We have come to the beginning of August and the festival of Lammas. Lammas is the cross-quarter between Summer Solstice and Fall Equinox, the honoring of the fullness and ending of summer, the beginning of fall, of harvest, and the gathering in of the first fruits of the summer’s abundance.
Traditionally the celebration has focused on the first harvest of the grain and the baking and sharing of the first loaf made from that grain.
During the years when we danced the long dance every quarter and cross-quarter, it became clear that all ritual is about death and transformation. At each point in the wheel of the year there are different symbols, textures, but the underlying process is the same.
At Lammas we celebrate the transformation of the grain. Imagine wheat, golden in the sunlight, going through the process of harvest, threshing, grinding, kneading, baking, until it becomes a loaf that is then broken, eaten, and transformed further into human flesh, blood, spirit.

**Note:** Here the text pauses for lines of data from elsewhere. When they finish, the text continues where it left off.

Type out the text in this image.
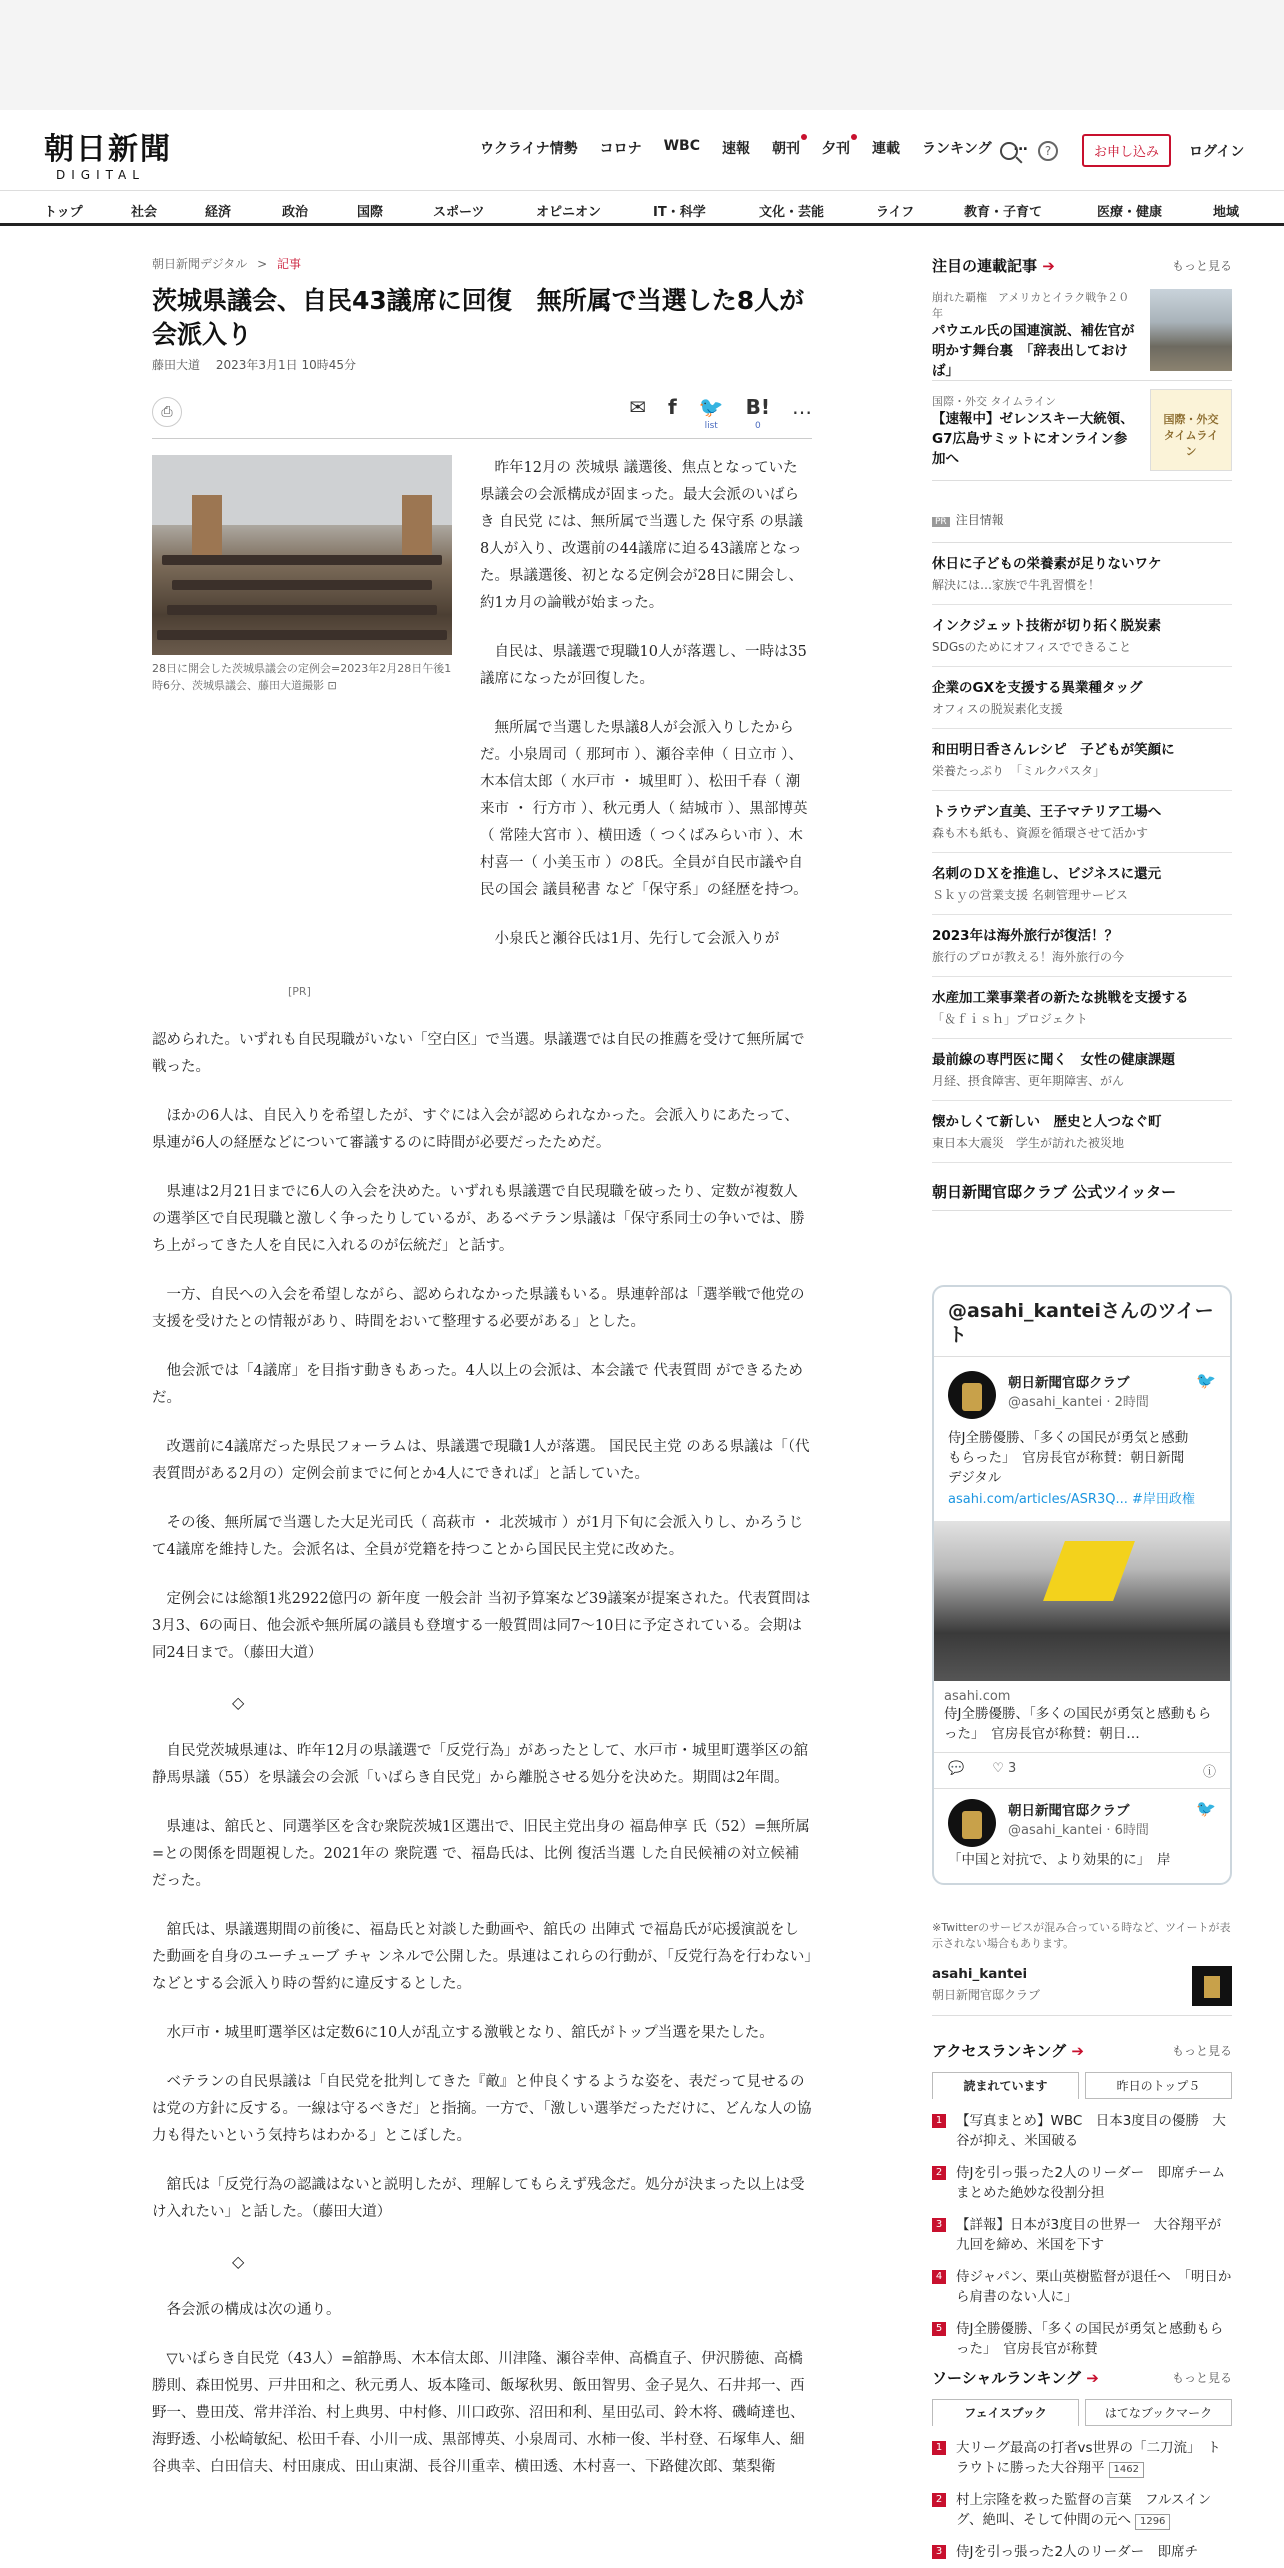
朝日新聞
DIGITAL
ウクライナ情勢 コロナ WBC 速報 朝刊 夕刊 連載 ランキング …	?	お申し込み	ログイン
トップ	社会	経済	政治	国際	スポーツ	オピニオン	IT・科学	文化・芸能	ライフ	教育・子育て	医療・健康	地域
朝日新聞デジタル > 記事
茨城県議会、自民43議席に回復　無所属で当選した8人が会派入り
藤田大道 2023年3月1日 10時45分
⎙	✉ f 🐦
list
B!
0
…
28日に開会した茨城県議会の定例会=2023年2月28日午後1時6分、茨城県議会、藤田大道撮影 ⊡
[PR]

昨年12月の 茨城県 議選後、焦点となっていた県議会の会派構成が固まった。最大会派のいばらき 自民党 には、無所属で当選した 保守系 の県議8人が入り、改選前の44議席に迫る43議席となった。県議選後、初となる定例会が28日に開会し、約1カ月の論戦が始まった。

自民は、県議選で現職10人が落選し、一時は35議席になったが回復した。

無所属で当選した県議8人が会派入りしたからだ。小泉周司（ 那珂市 ）、瀬谷幸伸（ 日立市 ）、木本信太郎（ 水戸市 ・ 城里町 ）、松田千春（ 潮来市 ・ 行方市 ）、秋元勇人（ 結城市 ）、黒部博英（ 常陸大宮市 ）、横田透（ つくばみらい市 ）、木村喜一（ 小美玉市 ）の8氏。全員が自民市議や自民の国会 議員秘書 など「保守系」の経歴を持つ。

小泉氏と瀬谷氏は1月、先行して会派入りが

認められた。いずれも自民現職がいない「空白区」で当選。県議選では自民の推薦を受けて無所属で戦った。

ほかの6人は、自民入りを希望したが、すぐには入会が認められなかった。会派入りにあたって、県連が6人の経歴などについて審議するのに時間が必要だったためだ。

県連は2月21日までに6人の入会を決めた。いずれも県議選で自民現職を破ったり、定数が複数人の選挙区で自民現職と激しく争ったりしているが、あるベテラン県議は「保守系同士の争いでは、勝ち上がってきた人を自民に入れるのが伝統だ」と話す。

一方、自民への入会を希望しながら、認められなかった県議もいる。県連幹部は「選挙戦で他党の支援を受けたとの情報があり、時間をおいて整理する必要がある」とした。

他会派では「4議席」を目指す動きもあった。4人以上の会派は、本会議で 代表質問 ができるためだ。

改選前に4議席だった県民フォーラムは、県議選で現職1人が落選。 国民民主党 のある県議は「（代表質問がある2月の）定例会前までに何とか4人にできれば」と話していた。

その後、無所属で当選した大足光司氏（ 高萩市 ・ 北茨城市 ）が1月下旬に会派入りし、かろうじて4議席を維持した。会派名は、全員が党籍を持つことから国民民主党に改めた。

定例会には総額1兆2922億円の 新年度 一般会計 当初予算案など39議案が提案された。代表質問は3月3、6の両日、他会派や無所属の議員も登壇する一般質問は同7～10日に予定されている。会期は同24日まで。（藤田大道）

◇

自民党茨城県連は、昨年12月の県議選で「反党行為」があったとして、水戸市・城里町選挙区の舘静馬県議（55）を県議会の会派「いばらき自民党」から離脱させる処分を決めた。期間は2年間。

県連は、舘氏と、同選挙区を含む衆院茨城1区選出で、旧民主党出身の 福島伸享 氏（52）=無所属=との関係を問題視した。2021年の 衆院選 で、福島氏は、比例 復活当選 した自民候補の対立候補だった。

舘氏は、県議選期間の前後に、福島氏と対談した動画や、舘氏の 出陣式 で福島氏が応援演説をした動画を自身のユーチューブ チャ ンネルで公開した。県連はこれらの行動が、「反党行為を行わない」などとする会派入り時の誓約に違反するとした。

水戸市・城里町選挙区は定数6に10人が乱立する激戦となり、舘氏がトップ当選を果たした。

ベテランの自民県議は「自民党を批判してきた『敵』と仲良くするような姿を、表だって見せるのは党の方針に反する。一線は守るべきだ」と指摘。一方で、「激しい選挙だっただけに、どんな人の協力も得たいという気持ちはわかる」とこぼした。

舘氏は「反党行為の認識はないと説明したが、理解してもらえず残念だ。処分が決まった以上は受け入れたい」と話した。（藤田大道）

◇

各会派の構成は次の通り。

▽いばらき自民党（43人）=舘静馬、木本信太郎、川津隆、瀬谷幸伸、高橋直子、伊沢勝徳、高橋勝則、森田悦男、戸井田和之、秋元勇人、坂本隆司、飯塚秋男、飯田智男、金子晃久、石井邦一、西野一、豊田茂、常井洋治、村上典男、中村修、川口政弥、沼田和利、星田弘司、鈴木将、磯崎達也、海野透、小松崎敏紀、松田千春、小川一成、黒部博英、小泉周司、水柿一俊、半村登、石塚隼人、細谷典幸、白田信夫、村田康成、田山東湖、長谷川重幸、横田透、木村喜一、下路健次郎、葉梨衛

注目の連載記事 ➔	もっと見る
崩れた覇権　アメリカとイラク戦争２０年
パウエル氏の国連演説、補佐官が明かす舞台裏　「辞表出しておけば」
国際・外交 タイムライン
【速報中】ゼレンスキー大統領、G7広島サミットにオンライン参加へ
国際・外交 タイムライン
PR 注目情報
休日に子どもの栄養素が足りないワケ
解決には…家族で牛乳習慣を！
インクジェット技術が切り拓く脱炭素
SDGsのためにオフィスでできること
企業のGXを支援する異業種タッグ
オフィスの脱炭素化支援
和田明日香さんレシピ　子どもが笑顔に
栄養たっぷり　「ミルクパスタ」
トラウデン直美、王子マテリア工場へ
森も木も紙も、資源を循環させて活かす
名刺のＤＸを推進し、ビジネスに還元
Ｓｋｙの営業支援 名刺管理サービス
2023年は海外旅行が復活！？
旅行のプロが教える！海外旅行の今
水産加工業事業者の新たな挑戦を支援する
「＆ｆｉｓｈ」プロジェクト
最前線の専門医に聞く　女性の健康課題
月経、摂食障害、更年期障害、がん
懐かしくて新しい　歴史と人つなぐ町
東日本大震災　学生が訪れた被災地
朝日新聞官邸クラブ 公式ツイッター
@asahi_kanteiさんのツイート
朝日新聞官邸クラブ
@asahi_kantei · 2時間
🐦
侍J全勝優勝、「多くの国民が勇気と感動もらった」　官房長官が称賛：朝日新聞デジタル
asahi.com/articles/ASR3Q... #岸田政権
asahi.com
侍J全勝優勝、「多くの国民が勇気と感動もらった」　官房長官が称賛：朝日…
💬 ♡ 3	ⓘ
朝日新聞官邸クラブ
@asahi_kantei · 6時間
🐦
「中国と対抗で、より効果的に」　岸
※Twitterのサービスが混み合っている時など、ツイートが表示されない場合もあります。
asahi_kantei
朝日新聞官邸クラブ
アクセスランキング ➔	もっと見る
読まれています	昨日のトップ５
1 【写真まとめ】WBC　日本3度目の優勝　大谷が抑え、米国破る
2 侍Jを引っ張った2人のリーダー　即席チームまとめた絶妙な役割分担
3 【詳報】日本が3度目の世界一　大谷翔平が九回を締め、米国を下す
4 侍ジャパン、栗山英樹監督が退任へ　「明日から肩書のない人に」
5 侍J全勝優勝、「多くの国民が勇気と感動もらった」　官房長官が称賛
ソーシャルランキング ➔	もっと見る
フェイスブック	はてなブックマーク
1 大リーグ最高の打者vs世界の「二刀流」　トラウトに勝った大谷翔平 1462
2 村上宗隆を救った監督の言葉　フルスイング、絶叫、そして仲間の元へ 1296
3 侍Jを引っ張った2人のリーダー　即席チ
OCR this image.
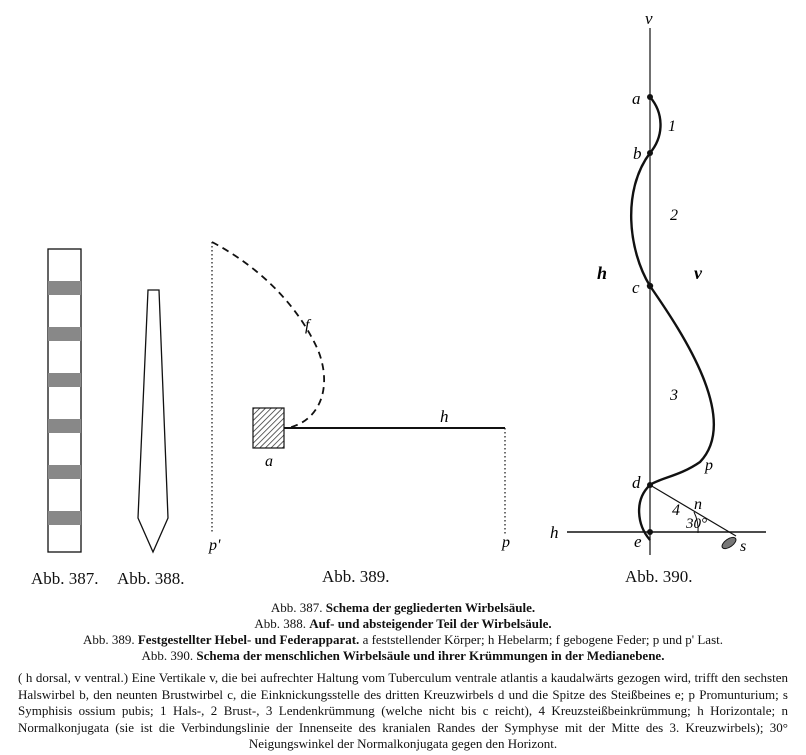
a
f
h
p'	p
v
a
b
c
d
e
h	v
h
1
2
3
4 n
p
30°
s
Abb. 387. Abb. 388.	Abb. 389.	Abb. 390.
Abb. 387. Schema der gegliederten Wirbelsäule.
Abb. 388. Auf- und absteigender Teil der Wirbelsäule.
Abb. 389. Festgestellter Hebel- und Federapparat. a feststellender Körper; h Hebelarm; f gebogene Feder; p und p' Last.
Abb. 390. Schema der menschlichen Wirbelsäule und ihrer Krümmungen in der Medianebene.
( h dorsal, v ventral.) Eine Vertikale v, die bei aufrechter Haltung vom Tuberculum ventrale atlantis a kaudalwärts gezogen wird, trifft den sechsten Halswirbel b, den neunten Brustwirbel c, die Einknickungsstelle des dritten Kreuzwirbels d und die Spitze des Steißbeines e; p Promunturium; s Symphisis ossium pubis; 1 Hals-, 2 Brust-, 3 Lendenkrümmung (welche nicht bis c reicht), 4 Kreuzsteißbeinkrümmung; h Horizontale; n Normalkonjugata (sie ist die Verbindungslinie der Innenseite des kranialen Randes der Symphyse mit der Mitte des 3. Kreuzwirbels); 30° Neigungswinkel der Normalkonjugata gegen den Horizont.
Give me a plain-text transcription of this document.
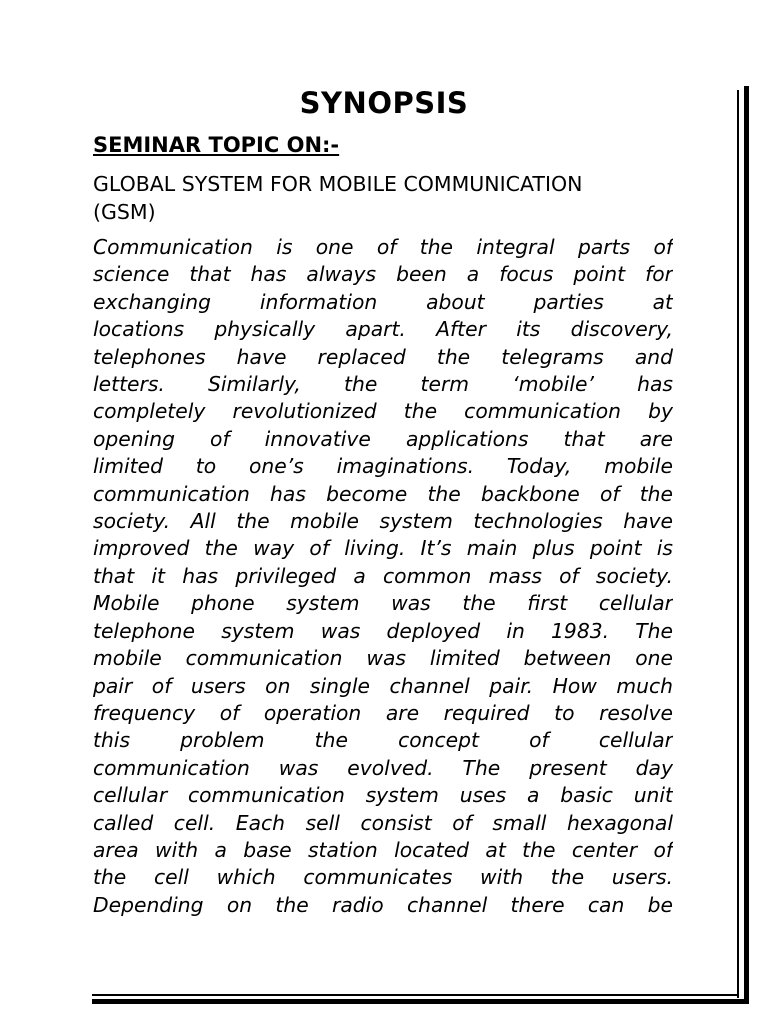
SYNOPSIS
SEMINAR TOPIC ON:-
GLOBAL SYSTEM FOR MOBILE COMMUNICATION
(GSM)
Communication is one of the integral parts of
science that has always been a focus point for
exchanging information about parties at
locations physically apart. After its discovery,
telephones have replaced the telegrams and
letters. Similarly, the term ‘mobile’ has
completely revolutionized the communication by
opening of innovative applications that are
limited to one’s imaginations. Today, mobile
communication has become the backbone of the
society. All the mobile system technologies have
improved the way of living. It’s main plus point is
that it has privileged a common mass of society.
Mobile phone system was the first cellular
telephone system was deployed in 1983. The
mobile communication was limited between one
pair of users on single channel pair. How much
frequency of operation are required to resolve
this problem the concept of cellular
communication was evolved. The present day
cellular communication system uses a basic unit
called cell. Each sell consist of small hexagonal
area with a base station located at the center of
the cell which communicates with the users.
Depending on the radio channel there can be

I do not grow wheat. Nor do I have any longer the big garden that used to keep me busy this time of year gathering and freezing vegetables. I have only a little garden now, with herbs and flowers. But they, too, go through their process of transformation.
Rose petals and lavender, dried, will become sachets for Christmas gifts, to bring their fragrance to the linen closets and bureau drawers of my beloveds. My young grandchildren call them “smelly pillows” and take them to bed to sniff as they go to sleep. Basil, chopped and pounded, becomes pesto, or, dried, is stored away to season winter soups.
But the real abundance of summer—long days, outdoor play with friends and family, high country hikes, sitting in the garden to write, going barefoot—how does one gather and store these less tangible blessings?
I believe the catalyst is gratitude. Remembering that in all ritual it is we ourselves whom we seek to transform, let us gather in the gifts of summer with gratitude, let them become fragments of light that shine in every cell of us, until we become beings of gratitude, delighting not only in the abundance of summer but in all the gifts of our lives.
Then even the longest night of winter, the coldest day, will be blessed with warmth and fullness.